The Giants desperately need consistency from each member of their starting rotation. Vogelsong doesn’t appear capable of doing that anymore. His struggles aren’t new. Vogelsong was mostly awful when healthy in 2013, registering a 4-6 record with a 5.73 ERA in 19 starts. While his season was cut short due to a hand injury suffered in the batter’s box, Vogelsong didn’t seem worthy of the one-year, $5 million deal the team opted to sign him to over the offseason. Now, that money appears like it’s headed for the wasteland.
Although it remains early in the season, the Giants cannot continue to throw Vogelsong into the fire every fifth day. He’s simply not getting the job done. He’s allowing nearly two base runners per inning, registering a severely poor 1.96 WHIP. He’s allowed at least four runs while failing to pitch more than 5.0 innings in three of his four starts. Vogelsong isn’t fooling anybody, striking out just 11 batters on the season. He’s also noticeably struggled the second and third times through opposing lineups, spelling disaster.

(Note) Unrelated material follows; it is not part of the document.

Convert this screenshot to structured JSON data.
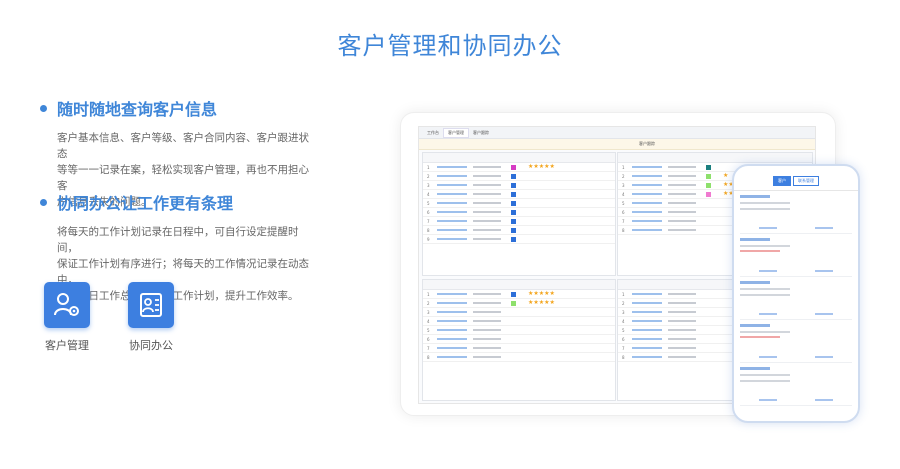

Unfortunately, the Giants don’t possess a clear-cut solution to the void Vogelsong has seemingly created at the back end of the starting rotation. Long-relief man Yusmeiro Petit pitched well in garbage time at the end of last season, but isn’t a season-long fix for the Giants. Left-handed prospect Edwin Escobar is thought to be the closest thing to a big league-ready farmhand the Giants have in the minor league ranks, but he’s been iffy thus far in triple-A action, posting an 0-1 record with a 5.49 ERA with 22 strikeouts in 19.2 innings pitched.
The fact that San Francisco doesn’t have a can’t-ignore option to replace Vogelsong in the rotation will ultimately force them to stick with the veteran right-hander, who might have squeezed out every ounce of talent he had remaining in the Giants’ 2012 World Series title run. San Francisco must consider releasing Vogelsong, regardless. He doesn’t appear close to turning things around, which means the Giants will continue to lose if he continues to take the mound as a $5-million formality.